The cosmological constant $\Lambda$ can be written as part of the T-Tensor. It can then be considered as vacuum energy ($\rho_{vac}$) and vacuum pressure($p_{vac}$). $\rho_{vac}$ and $p_{vac}$ are the entries of the T-tensor in its diagonal, $T_{00}=\rho_{vac}$, $T_{11}=T_{22}=T_{33}=p_{vac}$. Because of the different sign of the time dimension it leads to $\rho_{vac}= -p_{vac}$.

Using $\Lambda$ in the field equations, vacuum (the space itself) gets a positive energy and a negative pressure.

For particles, $\rho_{vac}$ and $p_{vac}$ are independent from each other. Aren't they?

Why does no one complain when the vacuum energy density $T_{00}$ and the vacuum pressure are (with the introduction of $\Lambda$) restricted to have the same value?

Couldn't the energy density of the vacuum be totally independent from the pressure of the vacuum? Aren't those two totally different characteristics: The one is just the energy of the vacuum, the energy of space itself, the other is how space expands? Shouldn't there be two cosmological constants? One for $p_{vac}$ and one for $\rho_{vac}$?
Are there any papers using two different cosmological constants?

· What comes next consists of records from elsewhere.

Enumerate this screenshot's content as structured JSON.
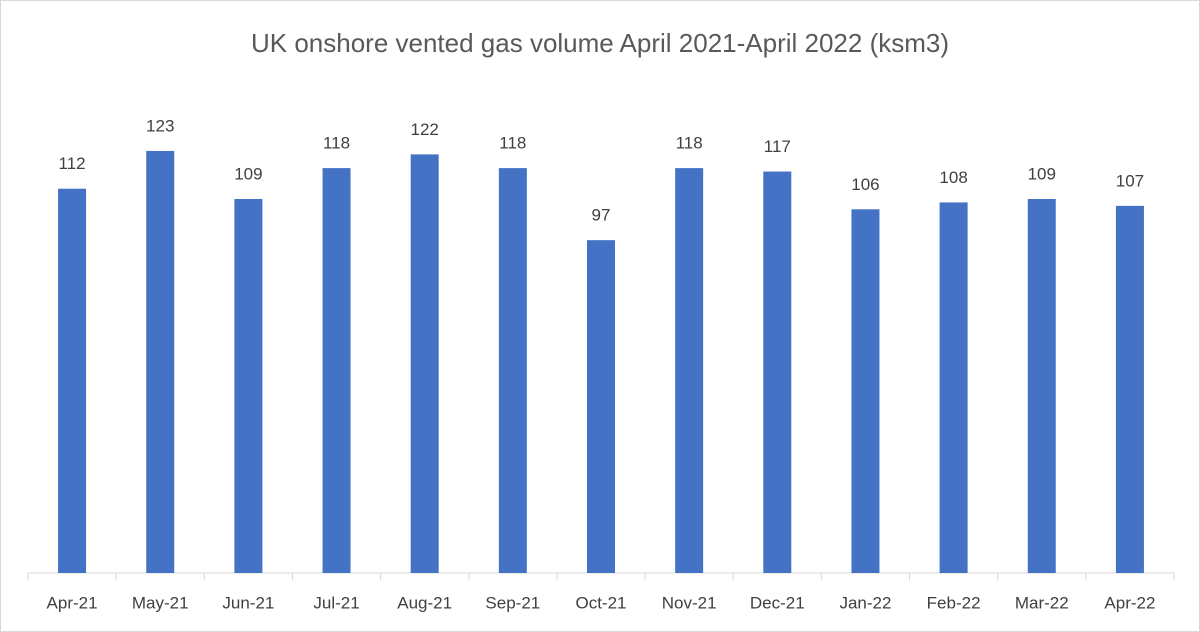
{
  "chart_data": {
    "type": "bar",
    "title": "UK onshore vented gas volume April 2021-April 2022  (ksm3)",
    "categories": [
      "Apr-21",
      "May-21",
      "Jun-21",
      "Jul-21",
      "Aug-21",
      "Sep-21",
      "Oct-21",
      "Nov-21",
      "Dec-21",
      "Jan-22",
      "Feb-22",
      "Mar-22",
      "Apr-22"
    ],
    "values": [
      112,
      123,
      109,
      118,
      122,
      118,
      97,
      118,
      117,
      106,
      108,
      109,
      107
    ],
    "color": "#4472c4",
    "ylim": [
      0,
      160
    ]
  }
}
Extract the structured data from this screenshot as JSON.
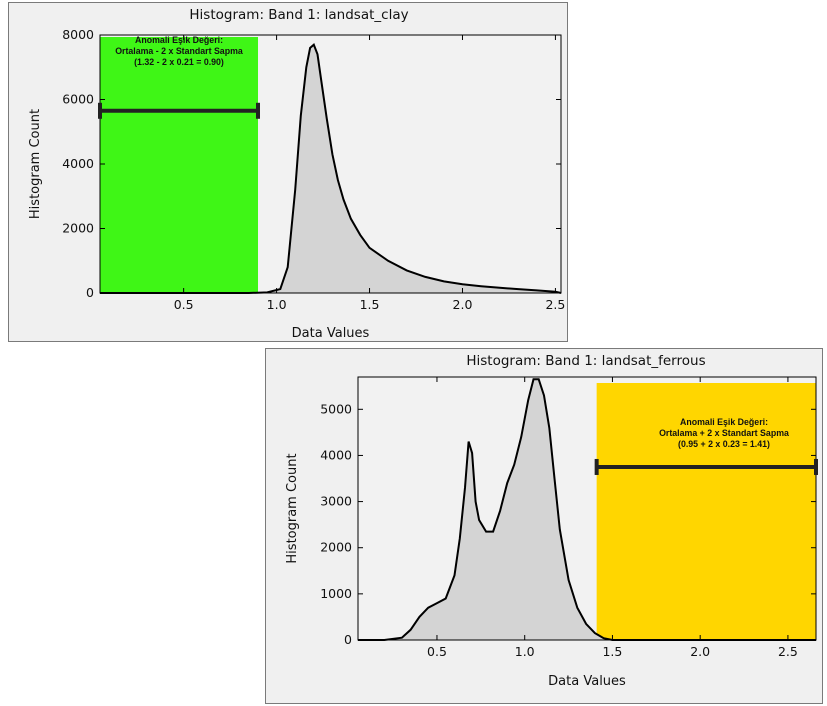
{
  "chart_data": [
    {
      "type": "area",
      "title": "Histogram: Band 1: landsat_clay",
      "xlabel": "Data Values",
      "ylabel": "Histogram Count",
      "xlim": [
        0.05,
        2.53
      ],
      "ylim": [
        0,
        8000
      ],
      "xticks": [
        0.5,
        1.0,
        1.5,
        2.0,
        2.5
      ],
      "xtick_labels": [
        "0.5",
        "1.0",
        "1.5",
        "2.0",
        "2.5"
      ],
      "yticks": [
        0,
        2000,
        4000,
        6000,
        8000
      ],
      "ytick_labels": [
        "0",
        "2000",
        "4000",
        "6000",
        "8000"
      ],
      "grid": false,
      "fill_color": "#d4d4d4",
      "line_color": "#000000",
      "series": [
        {
          "x": [
            0.05,
            0.3,
            0.6,
            0.85,
            0.95,
            1.02,
            1.06,
            1.1,
            1.13,
            1.16,
            1.18,
            1.2,
            1.22,
            1.24,
            1.27,
            1.3,
            1.33,
            1.36,
            1.4,
            1.45,
            1.5,
            1.6,
            1.7,
            1.8,
            1.9,
            2.0,
            2.1,
            2.2,
            2.3,
            2.4,
            2.5,
            2.53
          ],
          "y": [
            0,
            0,
            0,
            0,
            20,
            120,
            800,
            3200,
            5500,
            7000,
            7600,
            7700,
            7400,
            6600,
            5400,
            4300,
            3500,
            2900,
            2300,
            1800,
            1400,
            1000,
            700,
            500,
            360,
            270,
            210,
            160,
            120,
            80,
            40,
            0
          ]
        }
      ],
      "highlight": {
        "region": [
          0.05,
          0.9
        ],
        "color": "#3ff616",
        "threshold": 0.9,
        "marker_y": 5650,
        "annotation": [
          "Anomali Eşik Değeri:",
          "Ortalama - 2 x Standart Sapma",
          "(1.32 - 2 x 0.21 = 0.90)"
        ]
      }
    },
    {
      "type": "area",
      "title": "Histogram: Band 1: landsat_ferrous",
      "xlabel": "Data Values",
      "ylabel": "Histogram Count",
      "xlim": [
        0.05,
        2.66
      ],
      "ylim": [
        0,
        5700
      ],
      "xticks": [
        0.5,
        1.0,
        1.5,
        2.0,
        2.5
      ],
      "xtick_labels": [
        "0.5",
        "1.0",
        "1.5",
        "2.0",
        "2.5"
      ],
      "yticks": [
        0,
        1000,
        2000,
        3000,
        4000,
        5000
      ],
      "ytick_labels": [
        "0",
        "1000",
        "2000",
        "3000",
        "4000",
        "5000"
      ],
      "grid": false,
      "fill_color": "#d4d4d4",
      "line_color": "#000000",
      "series": [
        {
          "x": [
            0.05,
            0.2,
            0.3,
            0.35,
            0.4,
            0.45,
            0.5,
            0.55,
            0.6,
            0.63,
            0.66,
            0.68,
            0.7,
            0.72,
            0.74,
            0.78,
            0.82,
            0.86,
            0.9,
            0.94,
            0.98,
            1.02,
            1.05,
            1.08,
            1.11,
            1.14,
            1.17,
            1.2,
            1.25,
            1.3,
            1.35,
            1.4,
            1.45,
            1.5,
            1.6,
            2.0,
            2.66
          ],
          "y": [
            0,
            0,
            50,
            220,
            500,
            700,
            800,
            900,
            1400,
            2200,
            3300,
            4300,
            4050,
            3000,
            2600,
            2350,
            2350,
            2800,
            3400,
            3800,
            4400,
            5200,
            5650,
            5650,
            5300,
            4600,
            3500,
            2400,
            1300,
            700,
            350,
            150,
            40,
            0,
            0,
            0,
            0
          ]
        }
      ],
      "highlight": {
        "region": [
          1.41,
          2.66
        ],
        "color": "#ffd600",
        "threshold": 1.41,
        "marker_y": 3750,
        "annotation": [
          "Anomali Eşik Değeri:",
          "Ortalama + 2 x Standart Sapma",
          "(0.95 + 2 x 0.23 = 1.41)"
        ]
      }
    }
  ]
}
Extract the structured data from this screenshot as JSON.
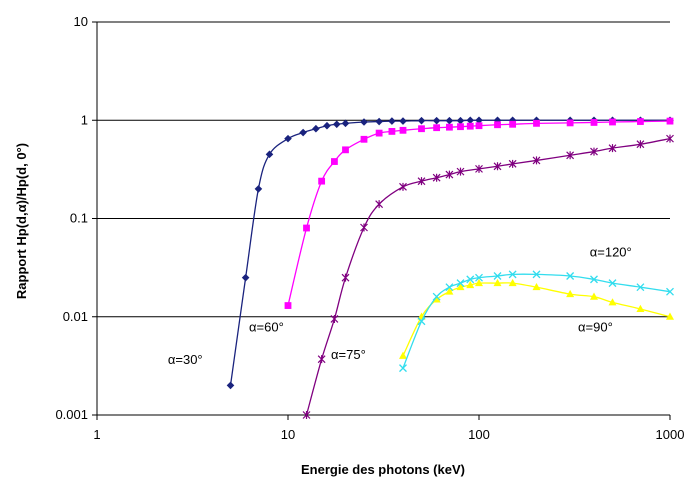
{
  "chart_data": {
    "type": "line",
    "title": "",
    "xlabel": "Energie des photons (keV)",
    "ylabel": "Rapport Hp(d,α)/Hp(d, 0°)",
    "x_scale": "log",
    "y_scale": "log",
    "xlim": [
      1,
      1000
    ],
    "ylim": [
      0.001,
      10
    ],
    "x_ticks": [
      "1",
      "10",
      "100",
      "1000"
    ],
    "y_ticks": [
      "0.001",
      "0.01",
      "0.1",
      "1",
      "10"
    ],
    "grid": "horizontal major lines",
    "legend": "none",
    "series": [
      {
        "label": "α=30°",
        "color": "#1a237e",
        "marker": "diamond",
        "x": [
          5,
          6,
          7,
          8,
          10,
          12,
          14,
          16,
          18,
          20,
          25,
          30,
          35,
          40,
          50,
          60,
          70,
          80,
          90,
          100,
          125,
          150,
          200,
          300,
          400,
          500,
          700,
          1000
        ],
        "y": [
          0.002,
          0.025,
          0.2,
          0.45,
          0.65,
          0.75,
          0.82,
          0.88,
          0.91,
          0.93,
          0.96,
          0.97,
          0.98,
          0.98,
          0.99,
          0.99,
          0.99,
          0.99,
          1.0,
          1.0,
          1.0,
          1.0,
          1.0,
          1.0,
          1.0,
          1.0,
          1.0,
          1.0
        ]
      },
      {
        "label": "α=60°",
        "color": "#ff00ff",
        "marker": "square",
        "x": [
          10,
          12.5,
          15,
          17.5,
          20,
          25,
          30,
          35,
          40,
          50,
          60,
          70,
          80,
          90,
          100,
          125,
          150,
          200,
          300,
          400,
          500,
          700,
          1000
        ],
        "y": [
          0.013,
          0.08,
          0.24,
          0.38,
          0.5,
          0.64,
          0.74,
          0.77,
          0.79,
          0.82,
          0.84,
          0.85,
          0.86,
          0.87,
          0.88,
          0.9,
          0.91,
          0.93,
          0.94,
          0.95,
          0.96,
          0.97,
          0.98
        ]
      },
      {
        "label": "α=75°",
        "color": "#800080",
        "marker": "star",
        "x": [
          12.5,
          15,
          17.5,
          20,
          25,
          30,
          40,
          50,
          60,
          70,
          80,
          100,
          125,
          150,
          200,
          300,
          400,
          500,
          700,
          1000
        ],
        "y": [
          0.001,
          0.0037,
          0.0095,
          0.025,
          0.081,
          0.14,
          0.21,
          0.24,
          0.26,
          0.28,
          0.3,
          0.32,
          0.34,
          0.36,
          0.39,
          0.44,
          0.48,
          0.52,
          0.57,
          0.65
        ]
      },
      {
        "label": "α=90°",
        "color": "#ffff00",
        "marker": "triangle",
        "x": [
          40,
          50,
          60,
          70,
          80,
          90,
          100,
          125,
          150,
          200,
          300,
          400,
          500,
          700,
          1000
        ],
        "y": [
          0.004,
          0.01,
          0.015,
          0.018,
          0.02,
          0.021,
          0.022,
          0.022,
          0.022,
          0.02,
          0.017,
          0.016,
          0.014,
          0.012,
          0.01
        ]
      },
      {
        "label": "α=120°",
        "color": "#33ddee",
        "marker": "x",
        "x": [
          40,
          50,
          60,
          70,
          80,
          90,
          100,
          125,
          150,
          200,
          300,
          400,
          500,
          700,
          1000
        ],
        "y": [
          0.003,
          0.009,
          0.016,
          0.02,
          0.022,
          0.024,
          0.025,
          0.026,
          0.027,
          0.027,
          0.026,
          0.024,
          0.022,
          0.02,
          0.018
        ]
      }
    ],
    "annotations": [
      {
        "text": "α=30°",
        "series": 0
      },
      {
        "text": "α=60°",
        "series": 1
      },
      {
        "text": "α=75°",
        "series": 2
      },
      {
        "text": "α=90°",
        "series": 3
      },
      {
        "text": "α=120°",
        "series": 4
      }
    ]
  }
}
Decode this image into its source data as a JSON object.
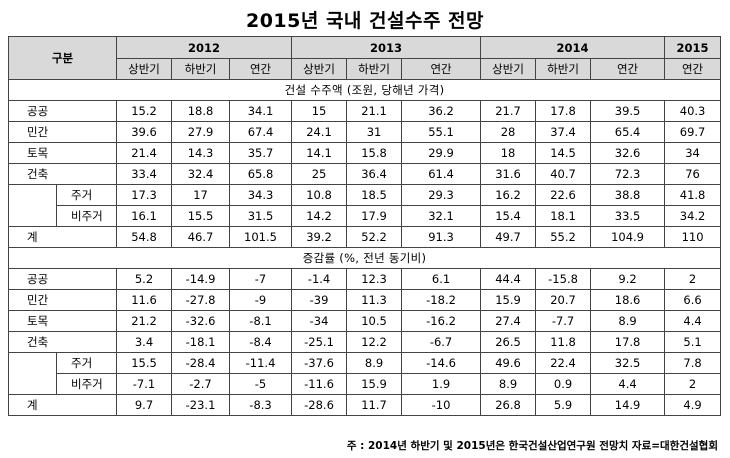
{
  "title": "2015년 국내 건설수주 전망",
  "header": {
    "category": "구분",
    "years": [
      "2012",
      "2013",
      "2014",
      "2015"
    ],
    "half1": "상반기",
    "half2": "하반기",
    "annual": "연간"
  },
  "section1": {
    "title": "건설 수주액 (조원, 당해년 가격)",
    "rows": [
      {
        "label": "공공",
        "vals": [
          "15.2",
          "18.8",
          "34.1",
          "15",
          "21.1",
          "36.2",
          "21.7",
          "17.8",
          "39.5",
          "40.3"
        ]
      },
      {
        "label": "민간",
        "vals": [
          "39.6",
          "27.9",
          "67.4",
          "24.1",
          "31",
          "55.1",
          "28",
          "37.4",
          "65.4",
          "69.7"
        ]
      },
      {
        "label": "토목",
        "vals": [
          "21.4",
          "14.3",
          "35.7",
          "14.1",
          "15.8",
          "29.9",
          "18",
          "14.5",
          "32.6",
          "34"
        ]
      },
      {
        "label": "건축",
        "vals": [
          "33.4",
          "32.4",
          "65.8",
          "25",
          "36.4",
          "61.4",
          "31.6",
          "40.7",
          "72.3",
          "76"
        ]
      },
      {
        "label": "주거",
        "vals": [
          "17.3",
          "17",
          "34.3",
          "10.8",
          "18.5",
          "29.3",
          "16.2",
          "22.6",
          "38.8",
          "41.8"
        ]
      },
      {
        "label": "비주거",
        "vals": [
          "16.1",
          "15.5",
          "31.5",
          "14.2",
          "17.9",
          "32.1",
          "15.4",
          "18.1",
          "33.5",
          "34.2"
        ]
      },
      {
        "label": "계",
        "vals": [
          "54.8",
          "46.7",
          "101.5",
          "39.2",
          "52.2",
          "91.3",
          "49.7",
          "55.2",
          "104.9",
          "110"
        ]
      }
    ]
  },
  "section2": {
    "title": "증감률 (%, 전년 동기비)",
    "rows": [
      {
        "label": "공공",
        "vals": [
          "5.2",
          "-14.9",
          "-7",
          "-1.4",
          "12.3",
          "6.1",
          "44.4",
          "-15.8",
          "9.2",
          "2"
        ]
      },
      {
        "label": "민간",
        "vals": [
          "11.6",
          "-27.8",
          "-9",
          "-39",
          "11.3",
          "-18.2",
          "15.9",
          "20.7",
          "18.6",
          "6.6"
        ]
      },
      {
        "label": "토목",
        "vals": [
          "21.2",
          "-32.6",
          "-8.1",
          "-34",
          "10.5",
          "-16.2",
          "27.4",
          "-7.7",
          "8.9",
          "4.4"
        ]
      },
      {
        "label": "건축",
        "vals": [
          "3.4",
          "-18.1",
          "-8.4",
          "-25.1",
          "12.2",
          "-6.7",
          "26.5",
          "11.8",
          "17.8",
          "5.1"
        ]
      },
      {
        "label": "주거",
        "vals": [
          "15.5",
          "-28.4",
          "-11.4",
          "-37.6",
          "8.9",
          "-14.6",
          "49.6",
          "22.4",
          "32.5",
          "7.8"
        ]
      },
      {
        "label": "비주거",
        "vals": [
          "-7.1",
          "-2.7",
          "-5",
          "-11.6",
          "15.9",
          "1.9",
          "8.9",
          "0.9",
          "4.4",
          "2"
        ]
      },
      {
        "label": "계",
        "vals": [
          "9.7",
          "-23.1",
          "-8.3",
          "-28.6",
          "11.7",
          "-10",
          "26.8",
          "5.9",
          "14.9",
          "4.9"
        ]
      }
    ]
  },
  "note": "주 : 2014년 하반기 및 2015년은 한국건설산업연구원 전망치 자료=대한건설협회"
}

Or is it clear from other sources than a definition that $p_{vac} = -\rho_{vac}$?

Best Answer

Answer with no math

By definition, a cosmological constant has an energy density that is equal to minus the pressure. You could consider other types of matter in the Universe with a different relationship between energy density and pressure, but they won't be a cosmological constant.

Note that a constant energy density that did not have the energy density equals to minus pressure would break Lorentz invariance (or, in other words, break special relativity).

Answer with math

Einstein's equations with a cosmological constant $\Lambda$ (setting $c=1$) are \begin{equation} G^\mu_{\ \ \nu} + \Lambda \delta^\mu_{\ \ \nu}= 8 \pi G_N T^\mu_{\ \ \nu} \end{equation} We can move the cosmological constant term to the right hand side as follows \begin{equation} G^\mu_{\ \ \nu} = 8 \pi G_N \left( T^\mu_{\ \ \nu} + [T_\Lambda]^\mu_{\ \ \nu} \right) \end{equation} where we have defined an effective stress-energy tensor \begin{equation} [T_\Lambda]^\mu_{\ \ \nu} \equiv - \frac{\Lambda}{8 \pi G_N} \delta^\mu_{\ \ \nu} \end{equation} The definition of energy density is $\rho = - T^0_{\ \ 0} = \frac{\Lambda}{8\pi G_N}$, and pressure is $p = T^1_{1} = T^2_2 = T^3_3 = -\frac{\Lambda}{8\pi G_N}$. From this you can see that by definition, a cosmological constant has $\rho = - p$.

We were forced to set the cosmological constant energy density proportional to $\delta^\mu_\nu$ by symmetry. There are no other constant two-index tensors around for us to use. Any other constant tensor would break Lorentz invariance. Of course, generic dynamical matter fields will have stress-energy tensors that do not obey the relationship $p=-\rho$.